Comprehensive Clinical Trials Unit at University College London

About the organisation

The Comprehensive Clinical Trials Unit (CCTU) at University College London (UCL) works with researchers to design, conduct, analyse and publish clinical trials and studies.

The CCTU is part of UCL’s Institute of Clinical Trials and Methodology along with the Cancer Research UK and UCL Cancer Trials Centre, the Medical Research Council Clinical Trials Unit at UCL, and PRIMENT Clinical Trials Unit.

Working in partnership

Dr Sanjay Popat is a Consultant Thoracic Medical Oncologist at The Royal Marsden and a Reader in Cancer Medicine at Imperial College London. He is a renowned expert in the treatment of lung cancer, mesothelioma and cancers of the thymus, and has collaborated with the CCTU at UCL on several studies.

Joint research projects

Dr Popat is the Chief Investigator of the national TIMELY trial, which is looking at the drug afatinib for non-small-cell lung cancer (NSCLC) in people who are too frail to have chemotherapy.

“People with lung cancer who have never smoked or were light smokers in the past are more likely to have cancer with an EGFR gene change,” says Dr Popat.

“The aim is to see if afatinib helps to stop the growth of NSCLC in frail patients who have, or are suspected to have, a change to the EGFR gene.”

Imperial College Academic Health Science Centre

About the organisation

The Imperial College Academic Health Science Centre (AHSC) is a partnership between The Royal Marsden, Imperial College London, Imperial College Healthcare NHS Trust and Royal Brompton & Harefield NHS Foundation Trust. It aims to rapidly translate research discoveries into medical advances.

Working in partnership

The AHSC hosts the National Centre for Mesothelioma Research. Based in the National Heart and Lung Institute of Imperial College, it aims to identify new targets for therapy.

“To show how our research impacts on clinical practice and improving patient outcomes, the AHSC runs regular seminars for staff, patients and the public,” says Professor Julian Teare, Consultant Gastroenterologist at The Royal Marsden and Professor of Gastroenterology at Imperial College.

Joint research projects

AHSC partners are also working to evaluate a new surgical technology, the iKnife, which allows the surgeon to know, in real time, whether the tissue they are cutting is cancerous.
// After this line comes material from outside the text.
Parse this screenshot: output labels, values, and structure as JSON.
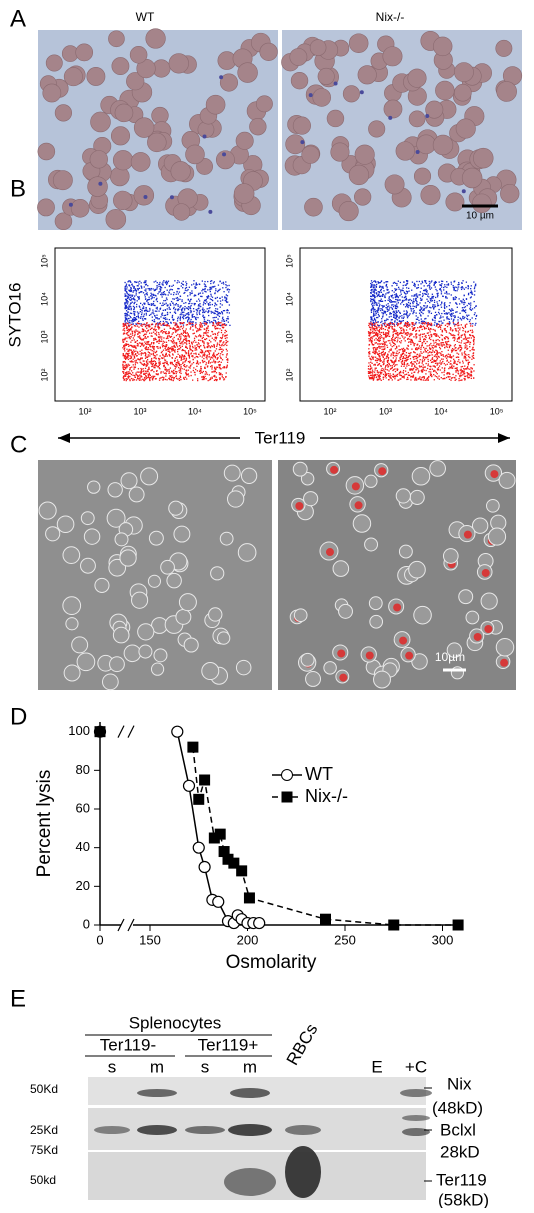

Initial studies on patients were undertaken at Imperial College Healthcare NHS Trust.

The results were successful and now studies are being extended to The Royal Marsden to see whether the iKnife can improve surgical outcomes for prostate, head and neck, colorectal, testicular, breast and ovarian cancers.

Through sharing information and ideas, we can drive forward delivering treatment benefits for cancer patients across the country and internationally

Dr Susanna Banerjee, Gynaecology Unit Research Lead

Glasgow Clinical Trials Unit

About the organisation

The Glasgow Clinical Trials Unit is accredited by the UK Clinical Research Network and supports academic and commercial studies.
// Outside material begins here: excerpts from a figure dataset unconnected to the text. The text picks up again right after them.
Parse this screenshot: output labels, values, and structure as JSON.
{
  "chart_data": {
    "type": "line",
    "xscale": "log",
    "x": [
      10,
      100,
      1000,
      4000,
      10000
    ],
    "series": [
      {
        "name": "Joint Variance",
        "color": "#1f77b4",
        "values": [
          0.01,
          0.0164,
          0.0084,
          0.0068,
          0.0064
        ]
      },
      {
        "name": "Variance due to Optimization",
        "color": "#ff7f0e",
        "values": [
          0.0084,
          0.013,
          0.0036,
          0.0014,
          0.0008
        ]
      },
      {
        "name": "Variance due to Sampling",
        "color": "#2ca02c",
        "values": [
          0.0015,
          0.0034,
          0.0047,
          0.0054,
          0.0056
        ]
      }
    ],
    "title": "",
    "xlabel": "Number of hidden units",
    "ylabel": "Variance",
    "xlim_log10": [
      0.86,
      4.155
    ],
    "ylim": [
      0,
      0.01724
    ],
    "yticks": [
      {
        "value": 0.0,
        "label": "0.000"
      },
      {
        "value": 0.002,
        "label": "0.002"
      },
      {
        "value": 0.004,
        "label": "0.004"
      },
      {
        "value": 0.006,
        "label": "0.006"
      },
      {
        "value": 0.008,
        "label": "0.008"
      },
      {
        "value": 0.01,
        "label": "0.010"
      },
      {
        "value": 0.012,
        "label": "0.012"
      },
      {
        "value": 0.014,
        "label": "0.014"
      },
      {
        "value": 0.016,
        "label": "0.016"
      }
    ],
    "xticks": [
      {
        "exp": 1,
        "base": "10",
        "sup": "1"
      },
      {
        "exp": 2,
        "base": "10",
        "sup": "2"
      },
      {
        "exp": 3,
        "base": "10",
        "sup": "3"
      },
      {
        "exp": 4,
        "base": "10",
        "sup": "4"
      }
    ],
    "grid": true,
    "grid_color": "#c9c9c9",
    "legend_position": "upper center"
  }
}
It provides specialist services from the Glasgow Clinical Research Facility, the Robertson Centre for Biostatistics, and the Greater Glasgow and Clyde NHS Research and Development department.

Working in partnership

Dr Susana Banerjee is a Consultant Medical Oncologist and the Gynaecology Unit Research Lead at The Royal Marsden.

“It’s important to work together with institutions that have expertise in a particular disease. Through sharing information and ideas, we can drive forward delivering treatment benefits for cancer patients across the country and internationally,” says Dr Banerjee.

Joint research projects

Dr Banerjee is the Chief Investigator of the OCTOPUS trial, looking at whether a new combination of drugs could improve treatment for women with relapsed ovarian cancer.

It involves using vistusertib (AZD2014), a novel targeted drug, with standard chemotherapy drug paclitaxel.

“We aim to find out if this new drug combination can improve cancer shrinkage and survival compared to standard care,” says Dr Banerjee.

“We are also looking at the impact on the quality of life of our patients, and researching molecular markers that may predict which women will benefit most from the therapy.”